La guerra di Putin

Allarme dell’ Fbi, Russia pianifica omicidi mirati in Usa e Paesi Ue che sostengono Kiev

 

 

I servizi di intelligence della Russia starebbero pianificando di compiere omicidi mirati negli Stati Uniti e nei Paesi europei che sostengono l’Ucraina. Lo hanno dichiarato le autorità federali statunitensi, annunciando di aver sventato un complotto per uccidere un noto dissidente russo che si ritiene viva a Washington. Secondo un atto d’accusa reso pubblico presso il tribunale federale di Manhattan cinque persone che si presume vivano all’estero sono state incriminate. Il documento afferma che, dal 2024, una rete legata ai servizi di intelligence russi avrebbe pagato, o avrebbe cercato di pagare, persone negli Stati Uniti e in altri Paesi affinché sorvegliassero e poi uccidessero dissidenti russi. Secondo l’atto d’accusa, alle persone reclutate dalla rete sarebbe stato inoltre chiesto di compiere atti di terrorismo contro infrastrutture civili e militari in Paesi europei considerati allineati con l’Ucraina. James C. Barnacle Jr., responsabile dell’ufficio dell’Fbi di New York, ha dichiarato che l’agenzia ha fatto fallire i piani “attraverso un lavoro incessante”, mentre membri dei servizi di intelligence e i loro affiliati “cospiravano per intimidire, minacciare o uccidere persone sul suolo statunitense e in tutto il mondo”.

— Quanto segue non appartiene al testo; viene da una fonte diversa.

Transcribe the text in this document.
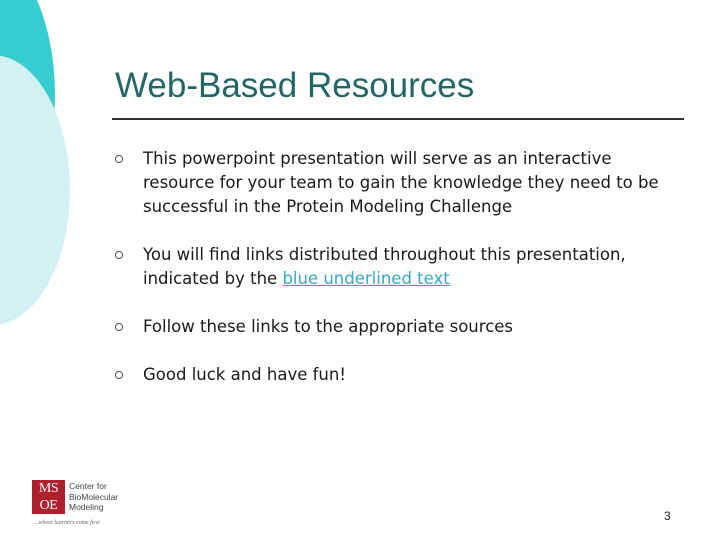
Web-Based Resources
This powerpoint presentation will serve as an interactive resource for your team to gain the knowledge they need to be successful in the Protein Modeling Challenge
You will find links distributed throughout this presentation, indicated by the blue underlined text
Follow these links to the appropriate sources
Good luck and have fun!
MS
OE
Center for
BioMolecular
Modeling
...where learners come first	3
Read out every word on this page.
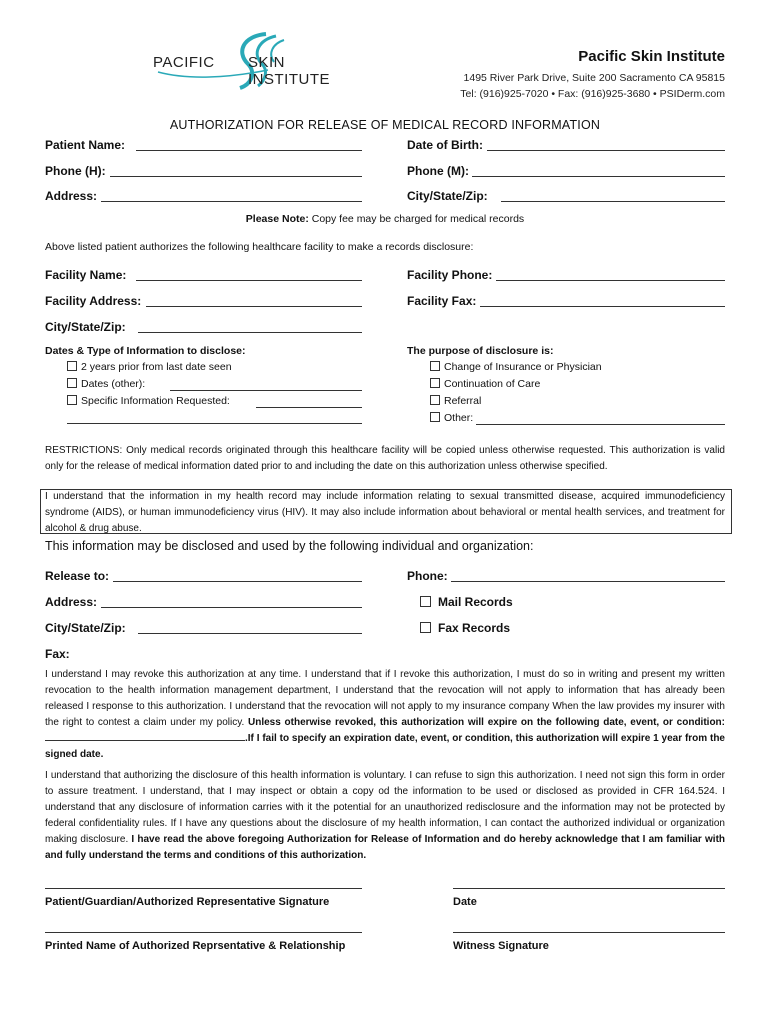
PACIFIC SKIN INSTITUTE
Pacific Skin Institute
1495 River Park Drive, Suite 200 Sacramento CA 95815
Tel: (916)925-7020 • Fax: (916)925-3680 • PSIDerm.com
AUTHORIZATION FOR RELEASE OF MEDICAL RECORD INFORMATION
Patient Name:	Date of Birth:
Phone (H):	Phone (M):
Address:	City/State/Zip:
Please Note: Copy fee may be charged for medical records
Above listed patient authorizes the following healthcare facility to make a records disclosure:
Facility Name:	Facility Phone:
Facility Address:	Facility Fax:
City/State/Zip:
Dates & Type of Information to disclose:
2 years prior from last date seen
Dates (other):
Specific Information Requested:
The purpose of disclosure is:
Change of Insurance or Physician
Continuation of Care
Referral
Other:
RESTRICTIONS: Only medical records originated through this healthcare facility will be copied unless otherwise requested. This authorization is valid only for the release of medical information dated prior to and including the date on this authorization unless otherwise specified.
I understand that the information in my health record may include information relating to sexual transmitted disease, acquired immunodeficiency syndrome (AIDS), or human immunodeficiency virus (HIV). It may also include information about behavioral or mental health services, and treatment for alcohol & drug abuse.
This information may be disclosed and used by the following individual and organization:
Release to:	Phone:
Address:	Mail Records
City/State/Zip:	Fax Records
Fax:
I understand I may revoke this authorization at any time. I understand that if I revoke this authorization, I must do so in writing and present my written revocation to the health information management department, I understand that the revocation will not apply to information that has already been released I response to this authorization. I understand that the revocation will not apply to my insurance company When the law provides my insurer with the right to contest a claim under my policy. Unless otherwise revoked, this authorization will expire on the following date, event, or condition:.If I fail to specify an expiration date, event, or condition, this authorization will expire 1 year from the signed date.
I understand that authorizing the disclosure of this health information is voluntary. I can refuse to sign this authorization. I need not sign this form in order to assure treatment. I understand, that I may inspect or obtain a copy od the information to be used or disclosed as provided in CFR 164.524. I understand that any disclosure of information carries with it the potential for an unauthorized redisclosure and the information may not be protected by federal confidentiality rules. If I have any questions about the disclosure of my health information, I can contact the authorized individual or organization making disclosure. I have read the above foregoing Authorization for Release of Information and do hereby acknowledge that I am familiar with and fully understand the terms and conditions of this authorization.
Patient/Guardian/Authorized Representative Signature	Date
Printed Name of Authorized Reprsentative & Relationship	Witness Signature
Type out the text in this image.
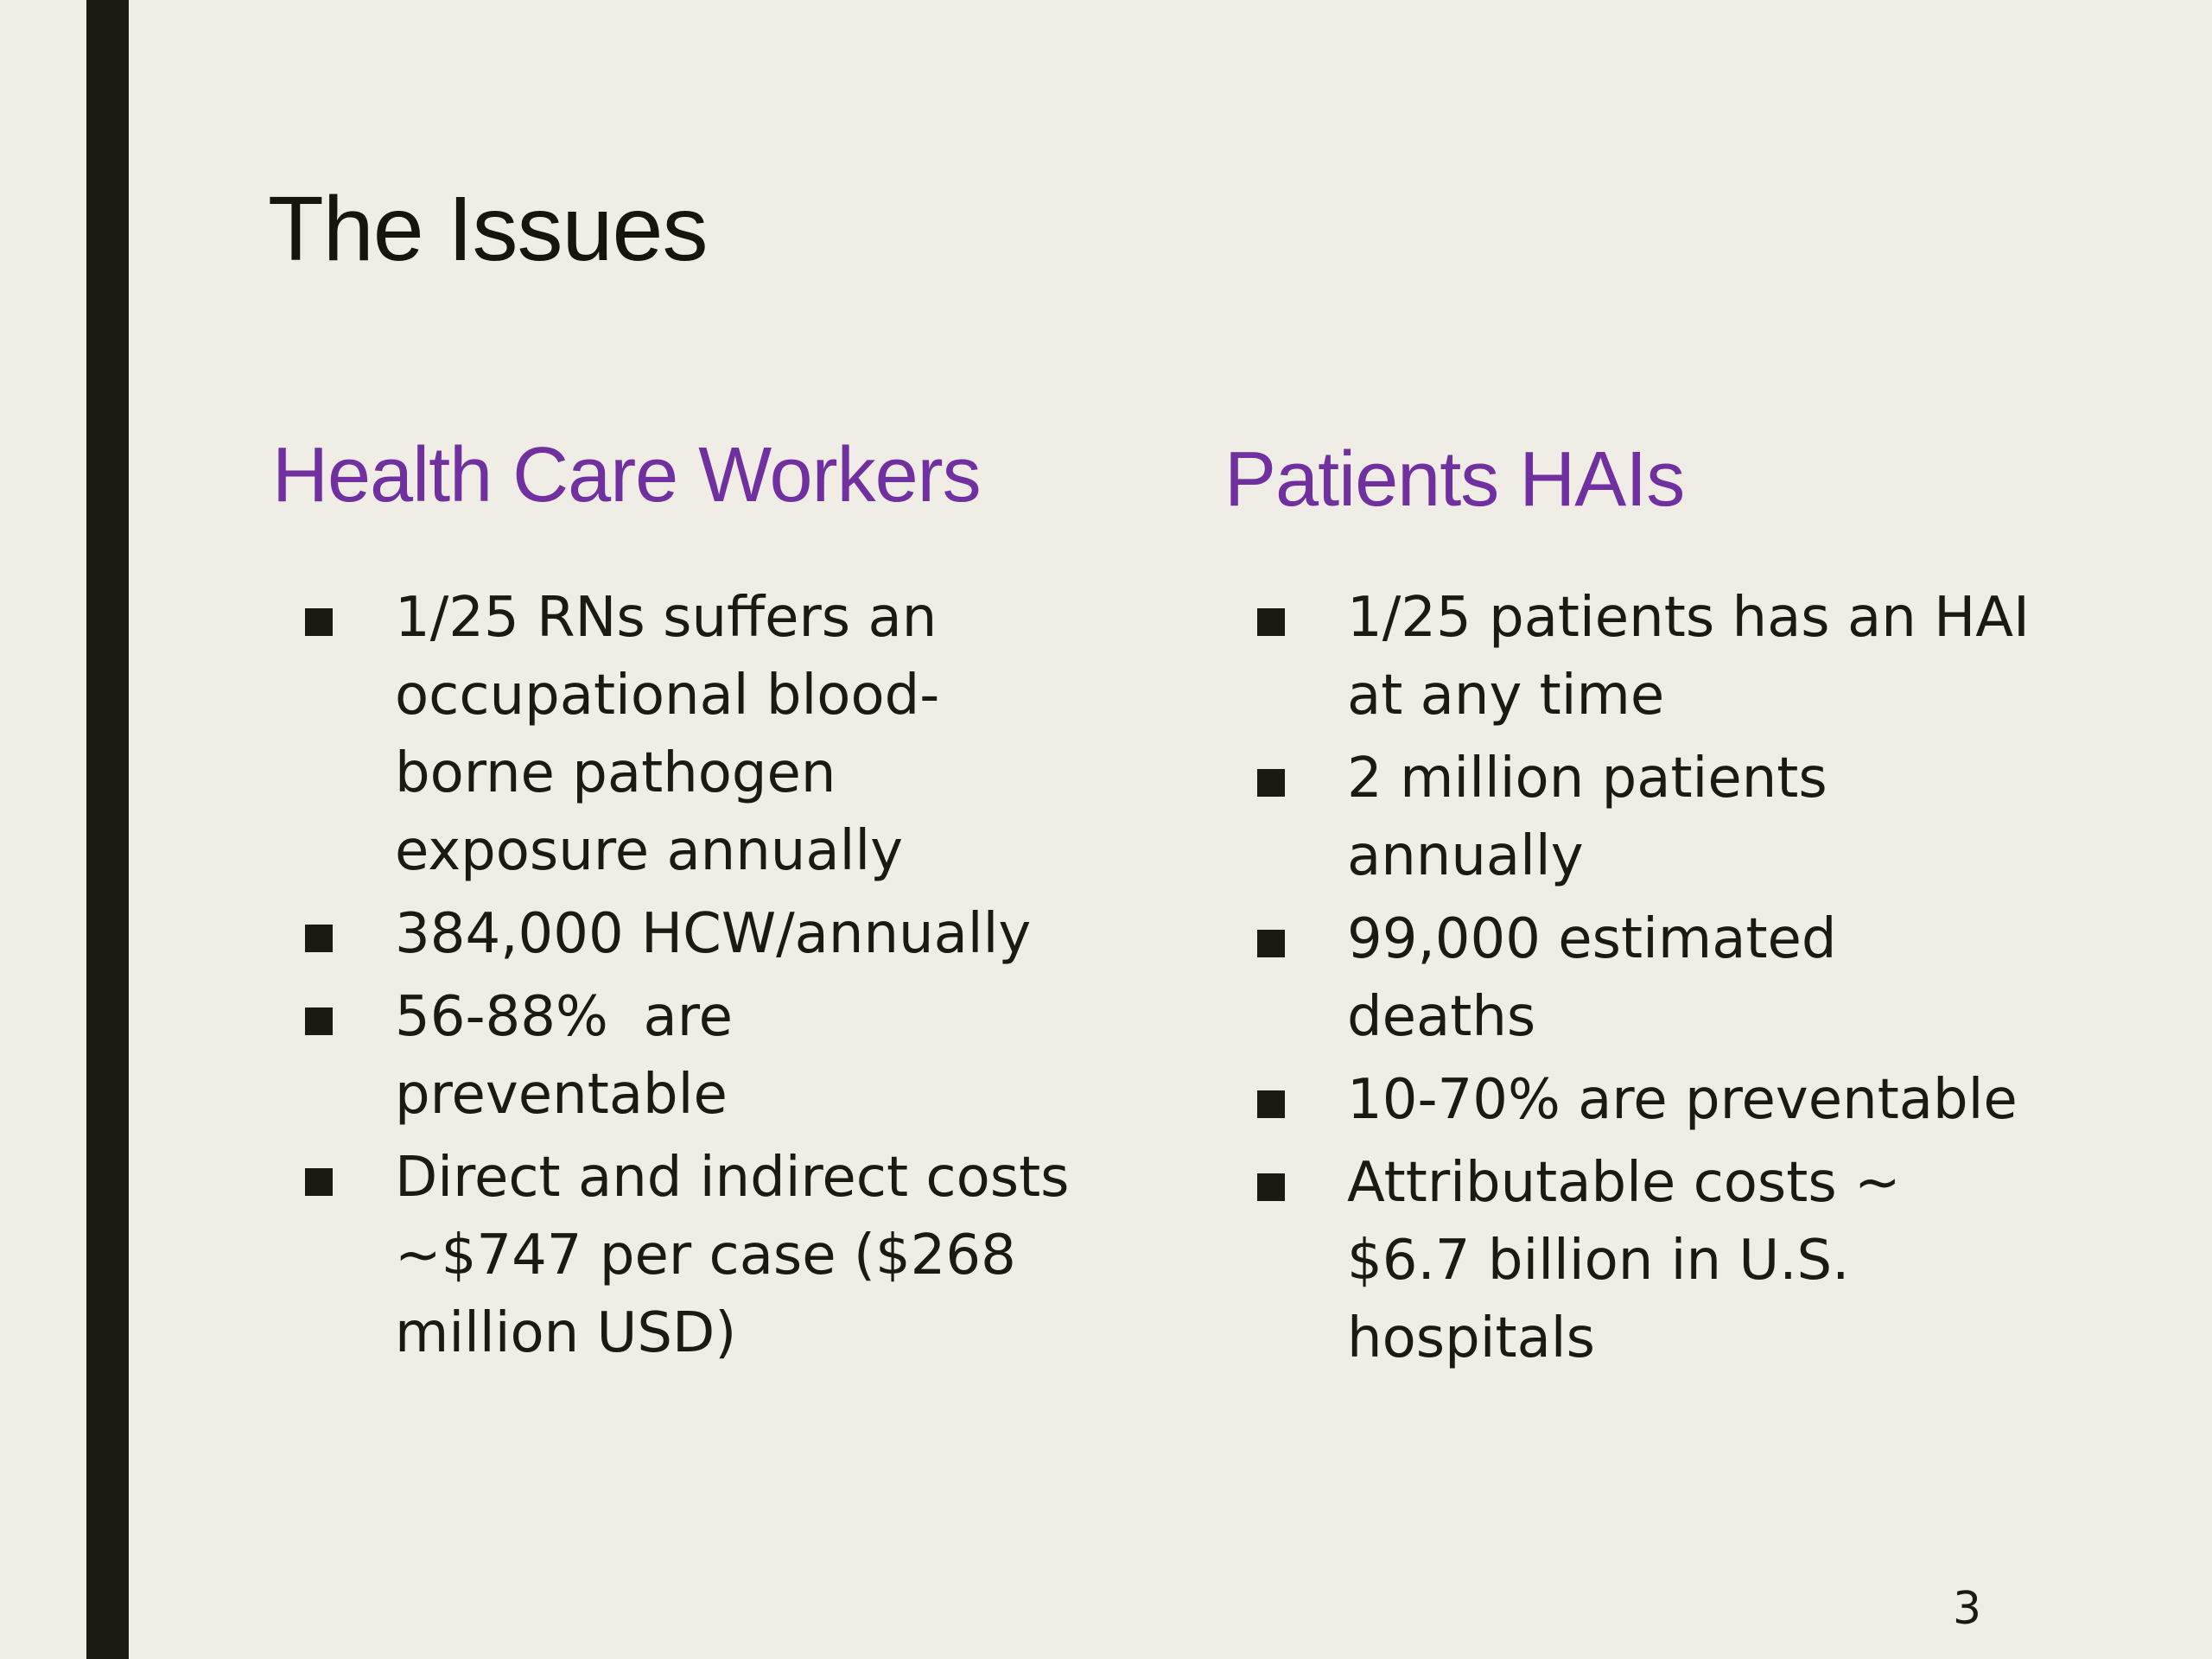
The Issues
Health Care Workers
1/25 RNs suffers an occupational blood-borne pathogen exposure annually
384,000 HCW/annually
56-88%  are preventable
Direct and indirect costs ~$747 per case ($268 million USD)
Patients HAIs
1/25 patients has an HAI at any time
2 million patients annually
99,000 estimated deaths
10-70% are preventable
Attributable costs ~ $6.7 billion in U.S. hospitals
3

Secondo il comunicato, una rete di persone che lavoravano per i servizi di intelligence della Federazione Russa avrebbe cospirato, almeno dal 2024, per compiere, e avrebbe effettivamente compiuto, attacchi e omicidi in tutto il mondo, compresi gli Stati Uniti. In precedenza, la rete si era concentrata sui dissidenti e sui disertori russi, ma dopo l’invasione dell’Ucraina da parte della Russia nel 2022 aveva preso di mira anche Paesi considerati alleati dell’Ucraina. Recentemente, membri della rete avrebbero cercato di reclutare diverse persone negli Stati Uniti. Tra gli incriminati, hanno riferito le autorità, figurano tre membri di alto rango dei servizi di intelligence russi. Si tratta di Yuri Khrameev, ex colonnello dei servizi, di suo figlio Kirill Khrameev, agente del Servizio federale di sicurezza russo (FSB) e di Oemis Romagoza Durruthy, cittadino cubano e membro influente della diaspora cubana residente in Russia. Secondo l’atto d’accusa Yuri Khrameev e altre due persone incriminate, Yaidel Delgado Suarez e Angel Eduardo Castro, entrambi residenti in Russia, avrebbero reclutato un cittadino venezuelano residente a Brooklyn affinché sorvegliasse e uccidesse un noto dissidente russo che ritenevano risiedesse a Washington. Il residente di Brooklyn sarebbe stato inviato in due luoghi associati alla vittima designata e avrebbe ricevuto “istruzioni esplicite su come effettuare la sorveglianza”, con la promessa di 1.000 e 1.500 dollari per portare a termine l’incarico. Dopo aver effettuato la sorveglianza e fornito numerose fotografie e video di luoghi associati alla vittima designata, la persona residente negli Stati Uniti ha rifiutato i 40.000 dollari che gli erano stati offerti per “eliminare” o “far sparire” la vittima. Dopo il rifiuto dell’offerta, il membro dei servizi di intelligence che aveva fatto la proposta avrebbe poi offerto a diverse altre persone negli Stati Uniti ingenti somme di denaro per portare a termine l’incarico.